Les anciens présidents Henri Konan Bédié et Laurent Gbagbo, invités à la célébration, dimanche 7 août, par le président Alassane Ouattara, se sont faits remarquer par leur absence.

La fête s’annonçait grandiose, mémorable avec des invités prestigieux venus de l’extérieur et de l’intérieur. Certes, le défilé s’est déroulé en présence d’invités du président en exercice de la CEDEAO, Umaro Sissoko Embaló, par ailleurs Président de la Guinée-Bissau, et celui du Libéria, l’ancien footballeur international, Ballon d’or France football, George Weah, invité d’honneur de cette fête nationale. Pour les poids lourds intérieurs, à l’instar des anciens présidents Henri Konan Bédié et Laurent Gbagbo, dont la participation aurait été un signe vers une Côte d’Ivoire nouvelle… Il faudra repasser.

Timides signes d’apaisement

Ceux qui avaient misé sur la réconciliation nationale comme réalité pour célébrer les 62 ans de souveraineté nationale, devront encore attendre. Non pas que des signes d’apaisement aient manqué depuis plusieurs mois. Dans son adresse à la nation, samedi 06 septembre, le Président de la République, Alassane Dramane Ouattara, avait bien annoncé « La grâce présidentielle accordée au président Laurent Gbagbo », condamné par la justice ivoirienne à 20 ans de prison en 2018 pour l’affaire communément appelée du « casse de la BCEAO ». Le même président Ouattara qui, le 14 juillet dernier, alors que la France célébrait sa fête nationale, avait reçu les anciens présidents Henri Konan Bédié et Laurent Gbagbo, pour marquer sa volonté de réconciliation nationale et de suivi du dialogue politique engagé fin 2020. On peut aussi ajouter au crédit de cette décrispation, voire de l’apaisement, la remise du passeport ivoirien à Charles Blé Goudé, ancien ministre de la Jeunesse de laurent Gbagbo, dans les locaux de l’Ambassade de la Côte d’Ivoire à la Haye, au Pays-Bas.

Bédié-Gbagbo : Des absents très remarqués

Au regard de tous ces signaux, nombreux sont les observateurs qui pariaient sur la présence d’au moins un des deux anciens chefs de l’État ivoirien, ce dimanche, à la fête des 62 ans d’accession à l’indépendance du pays de la lagune Ebrié.
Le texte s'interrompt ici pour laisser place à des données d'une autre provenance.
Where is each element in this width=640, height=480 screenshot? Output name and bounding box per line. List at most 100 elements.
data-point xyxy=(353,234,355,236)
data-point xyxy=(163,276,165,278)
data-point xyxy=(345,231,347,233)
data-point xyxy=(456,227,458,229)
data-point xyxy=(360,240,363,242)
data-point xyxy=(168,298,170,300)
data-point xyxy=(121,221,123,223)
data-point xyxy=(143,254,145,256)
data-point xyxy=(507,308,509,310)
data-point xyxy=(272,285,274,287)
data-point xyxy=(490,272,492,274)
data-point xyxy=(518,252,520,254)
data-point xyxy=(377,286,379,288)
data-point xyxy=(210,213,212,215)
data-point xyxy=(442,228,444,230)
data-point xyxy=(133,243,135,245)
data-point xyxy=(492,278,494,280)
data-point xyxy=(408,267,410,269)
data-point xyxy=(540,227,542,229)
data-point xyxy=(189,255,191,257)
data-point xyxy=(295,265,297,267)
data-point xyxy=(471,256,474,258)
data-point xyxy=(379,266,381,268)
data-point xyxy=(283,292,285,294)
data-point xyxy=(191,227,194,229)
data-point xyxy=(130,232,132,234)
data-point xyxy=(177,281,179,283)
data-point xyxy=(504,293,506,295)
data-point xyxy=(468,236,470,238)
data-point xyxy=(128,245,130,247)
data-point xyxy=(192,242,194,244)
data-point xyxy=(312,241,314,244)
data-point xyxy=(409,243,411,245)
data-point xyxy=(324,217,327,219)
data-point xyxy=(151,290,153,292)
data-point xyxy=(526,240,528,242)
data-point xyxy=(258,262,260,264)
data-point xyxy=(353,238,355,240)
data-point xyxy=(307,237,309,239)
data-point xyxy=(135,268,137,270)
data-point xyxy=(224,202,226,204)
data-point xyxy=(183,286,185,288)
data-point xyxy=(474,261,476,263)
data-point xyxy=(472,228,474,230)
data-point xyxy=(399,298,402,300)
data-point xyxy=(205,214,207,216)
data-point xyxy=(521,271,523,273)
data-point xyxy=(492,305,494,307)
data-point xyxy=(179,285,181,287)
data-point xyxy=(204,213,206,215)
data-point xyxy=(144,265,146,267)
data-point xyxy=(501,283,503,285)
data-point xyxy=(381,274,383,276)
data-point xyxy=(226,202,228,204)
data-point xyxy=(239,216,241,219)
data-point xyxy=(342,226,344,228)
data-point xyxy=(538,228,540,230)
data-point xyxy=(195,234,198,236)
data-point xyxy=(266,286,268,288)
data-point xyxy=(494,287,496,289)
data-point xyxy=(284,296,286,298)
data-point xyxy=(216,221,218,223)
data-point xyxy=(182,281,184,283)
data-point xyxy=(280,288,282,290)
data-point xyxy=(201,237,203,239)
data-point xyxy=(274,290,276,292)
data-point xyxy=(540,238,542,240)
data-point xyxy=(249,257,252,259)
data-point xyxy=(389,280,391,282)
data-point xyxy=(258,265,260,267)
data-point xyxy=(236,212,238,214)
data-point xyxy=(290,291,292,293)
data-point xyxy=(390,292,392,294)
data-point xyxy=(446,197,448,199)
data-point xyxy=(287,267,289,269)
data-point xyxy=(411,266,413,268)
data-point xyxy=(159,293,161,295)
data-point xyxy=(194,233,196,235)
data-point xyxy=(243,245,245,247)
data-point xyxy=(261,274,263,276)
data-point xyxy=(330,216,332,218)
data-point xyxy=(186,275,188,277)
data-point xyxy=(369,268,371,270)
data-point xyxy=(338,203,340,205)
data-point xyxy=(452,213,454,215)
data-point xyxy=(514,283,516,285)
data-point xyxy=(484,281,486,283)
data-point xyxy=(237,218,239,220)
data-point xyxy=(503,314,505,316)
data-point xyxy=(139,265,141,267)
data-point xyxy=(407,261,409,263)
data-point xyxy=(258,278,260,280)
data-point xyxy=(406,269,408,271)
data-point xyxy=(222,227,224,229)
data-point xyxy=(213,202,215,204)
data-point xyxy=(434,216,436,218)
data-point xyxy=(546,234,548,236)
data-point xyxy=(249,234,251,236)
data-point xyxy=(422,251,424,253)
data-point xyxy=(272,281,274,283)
Que neni ! Ni Laurent Gbagbo, ni Henri Konan Bédié, qui ont pourtant tous les reçus l’invitation du président Alassane Ouattara à participer à la célébration des 62 ans d’indépendance de la Côte d’Ivoire, n’ont daigné faire le déplacement. Et ce n’est pas le communiqué publié par le PDCI, peu après les réjouissances, expliquant qu’ « Henri Konan Bédié ne pouvait prendre part aux célébrations pour raisons personnelles, mais qu’il avait mandaté une délégation de cinq personnes pour le représenter », qui rassurerait les plus sceptiques. D’autant plus que le PPA-CI de Laurent Gbagbo ne s’est pas donné la peine d’expliquer son absence à la cérémonie de ce dimanche pas comme les autres, en dépit du clin d’œil que le président Ouattara semblait lui avoir fait la veille, en lui accordant la grâce.

Or, la grâce n’est pas une amnistie comme l’espéraient probablement les partisans de Laurent Gbagbo et une bonne partie de l’opposition. L’amnistie annule la condamnation, alors de la grâce ne l’efface pas. Et Laurent Gbagbo, qui a dit publiquement dès son retour en Côte d’Ivoire après avoir passé 10 ans la Haye, qu’il n’a pas encore tiré de trait sur son avenir politique, peut avoir des inquiétudes légitimes quant aux chances réelles de se présenter à une la présidentielle de 2025.